Konsequenzen für einen möglichen Krieg gegen Taiwan
Welche Lehren zieht Peking aus Russlands Überfall auf die Ukraine in Hinblick auf Taiwan?
China würde auf jeden Fall alles vermeiden, was Russland aus chinesischer Sicht jetzt falsch macht. Das heißt, nicht aus dieser Art Überheblichkeit heraus anzugreifen. Würde China heute Taiwan attackieren, dann mit sehr viel mehr Hightech, nicht so wie Russland – mit einfachen militärischen Mitteln. Dabei ginge China auf jeden Fall viel vorsichtiger vor, was bedeutet, dass ein Angriff auf Taiwan nur mit sehr viel Vorbereitung durchgeführt werden kann, wenn China siegessicher sein will.
Eine andere, generelle Lektion aus dem Ukraine-Krieg ist, dass die Entwicklung für Xi Jinping ein großer Schlag ist, in dem Sinne, dass sich sowohl Putin wie auch Xi überschätzt und den Westen sehr unterschätzt haben. Xi Jinping hat dieses Mal daraus gelernt, denke ich, und wird zukünftig etwas bescheidener auftreten. Das heißt bei weitem nicht, dass sich die aggressive Wolfskrieger-Diplomatie total ändern wird, da existiert eine gewisse Trägheit. Aber tendenziell würde ich sagen, dass China seine Überheblichkeit ein bisschen anpassen wird.
Wird China Taiwan in naher Zukunft angreifen?
Für das chinesische Militär wäre ein Krieg willkommen, daher kommt es wirklich darauf an, wie Xi Jinping agiert. Eine zentrale Frage ist, wie weit die Technologie entwickelt ist. China, würde ich sagen, braucht dafür noch ein paar Jahre, vielleicht sogar nur zwei, drei.
Derzeit hat sich aber die Konstellation zugunsten von Taiwan geändert, in dem Sinne, dass die internationale Gemeinschaft kaum einen weiteren Angriffskrieg akzeptieren würde. Das allein könnte Chinas Versuche schon im Vorhinein zum Scheitern verurteilen. Da kommt es wirklich darauf an, ob Xi Jinping sich in seinen Ambitionen beschränken kann. Das wird man sehen, wenn der Parteitag im Herbst 2022 beendet ist. Bis dahin wird China auf jeden Fall noch nicht angreifen.

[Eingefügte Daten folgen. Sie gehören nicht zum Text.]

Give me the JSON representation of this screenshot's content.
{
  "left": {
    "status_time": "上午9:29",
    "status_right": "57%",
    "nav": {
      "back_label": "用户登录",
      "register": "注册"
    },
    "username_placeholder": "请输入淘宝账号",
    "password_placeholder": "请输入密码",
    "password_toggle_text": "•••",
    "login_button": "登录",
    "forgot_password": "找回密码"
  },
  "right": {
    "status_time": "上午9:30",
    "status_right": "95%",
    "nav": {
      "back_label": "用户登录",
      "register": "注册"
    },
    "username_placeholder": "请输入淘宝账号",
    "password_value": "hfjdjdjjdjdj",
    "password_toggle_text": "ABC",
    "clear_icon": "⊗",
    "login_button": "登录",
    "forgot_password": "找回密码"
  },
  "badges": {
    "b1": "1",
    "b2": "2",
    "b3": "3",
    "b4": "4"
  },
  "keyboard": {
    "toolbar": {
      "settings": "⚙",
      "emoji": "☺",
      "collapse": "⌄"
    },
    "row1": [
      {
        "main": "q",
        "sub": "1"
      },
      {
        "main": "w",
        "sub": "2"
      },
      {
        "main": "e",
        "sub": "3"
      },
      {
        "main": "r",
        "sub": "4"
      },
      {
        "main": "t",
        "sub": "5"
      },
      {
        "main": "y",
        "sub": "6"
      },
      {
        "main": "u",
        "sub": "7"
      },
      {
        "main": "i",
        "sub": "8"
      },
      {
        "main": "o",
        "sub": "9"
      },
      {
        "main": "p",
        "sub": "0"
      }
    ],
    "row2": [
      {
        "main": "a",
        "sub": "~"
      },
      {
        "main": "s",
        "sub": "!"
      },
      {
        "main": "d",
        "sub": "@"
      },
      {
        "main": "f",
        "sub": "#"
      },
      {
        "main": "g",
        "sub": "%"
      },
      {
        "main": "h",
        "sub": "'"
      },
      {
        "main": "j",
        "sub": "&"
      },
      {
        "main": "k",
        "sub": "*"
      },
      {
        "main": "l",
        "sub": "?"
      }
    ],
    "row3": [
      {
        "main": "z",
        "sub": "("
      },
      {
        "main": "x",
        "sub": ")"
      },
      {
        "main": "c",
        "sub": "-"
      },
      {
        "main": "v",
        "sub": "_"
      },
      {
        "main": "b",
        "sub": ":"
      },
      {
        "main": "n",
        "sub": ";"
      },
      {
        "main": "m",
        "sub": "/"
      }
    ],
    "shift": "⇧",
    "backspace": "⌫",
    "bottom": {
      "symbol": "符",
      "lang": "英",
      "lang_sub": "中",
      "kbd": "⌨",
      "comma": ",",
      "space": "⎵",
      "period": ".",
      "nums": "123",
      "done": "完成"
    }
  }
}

Sabine Peschel, geb. 1955, studierte Sinologie und Germanistik in Tübingen und Taibei. 1999-2020 arbeitete sie als Leiterin der China-Redaktion und als Online-Kulturredakteurin mit Schwerpunkt Literatur für die Deutsche Welle. Sie lebt freischaffend in Berlin und Köln.
Zhang Junhua, 1958 in Shanghai geboren, ist Senior Associate des „European Institute for Asian Studies“ in Brüssel, Geschäftsführer des "Asien Zentrum für Entwicklung und Transformation" in Berlin sowie Gastprofessor an der Freien Universität Berlin. Er studierte und promovierte in Frankfurt am Main im Fachbereich Philosophie.